Efficiency is critical in large scale social media content analysis and two accepted articles present good practice on this problem. The first article, “Realtime and Robust Object Matching with a Large Number of Templates” (10.1007/s11042-014-2305-7), presents a novel template based object matching approach based on improved Dominant Orientation Templates (DOT). The authors first propose a compact representation for DOT to greatly reduce the size of feature vector and then propose a fast partial occlusion handling strategy to boost the robustness of DOT. The second article “Large-Scale Paralleled Sparse Principal Component Analysis” (10.1007/s11042-014-2004-4) reports an efficient and paralleled method of sparse Principal Component Analysis using graphics processing units (GPUs). The parallel GPU implementation is up to 11 times faster than the corresponding CPU implementation, showing significant advantage for large data analysis.

User generated content, available in massive amounts on the Internet, enable many potential applications. The article “Event-based Cross Media Question Answering” (10.1007/s11042-014-2085-0) targets at the representation of events using multimedia data. The authors present a framework for leveraging social media data to extract and illustrate social events automatically on any given query. Nowadays, social media has shown its predictive power in various domains. In the article “Predicting Movie Box-Office Revenues by Exploiting Large-Scale Social Media Content” (10.1007/s11042-014-2270-1), the authors use the crowd wisdom of social media, especially the posts of users, to predict movie box-office revenues.

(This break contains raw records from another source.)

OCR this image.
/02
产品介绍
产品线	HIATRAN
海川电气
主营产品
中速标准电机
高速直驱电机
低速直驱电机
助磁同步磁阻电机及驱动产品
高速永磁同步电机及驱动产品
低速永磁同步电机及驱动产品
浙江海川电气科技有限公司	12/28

Both linear regression model and Support Vector Regression are employed for the prediction.

Some work focuses on the processing of social media. The article “Spatially guided local Laplacian filter for nature image detail enhancement” (10.1007/s11042-014-2058-3) addresses the enhancement of nature images in social media. Specifically, an improved local Laplacian filter that spatially guides the filtering strength by approximating the richness of image details is proposed. The proposed method endows the Laplacian filter with the ability to dynamically assign appropriate parameter values to different image content.

Along with the emerging focus of community-contributed videos on the web, there is a strong demand of a well-designed web video benchmark for the research of social network based video content analysis. The article “On Application-Unbiased Benchmarking of Web Videos from a Social Network Perspective” (10.1007/s11042-014-2245-2) releases such a benchmark named MCG-WEBV 2.0, which crawls 248,887 YouTube videos and their corresponding social network structure with 123,063 video contributors. The benchmark can be used to explore the fusion between content and network for several web video analysis tasks.

We thank all authors for their contributions to this special issue. We would also like to thank to all the reviewers for their hard work in judging and improving the quality of the submitted papers.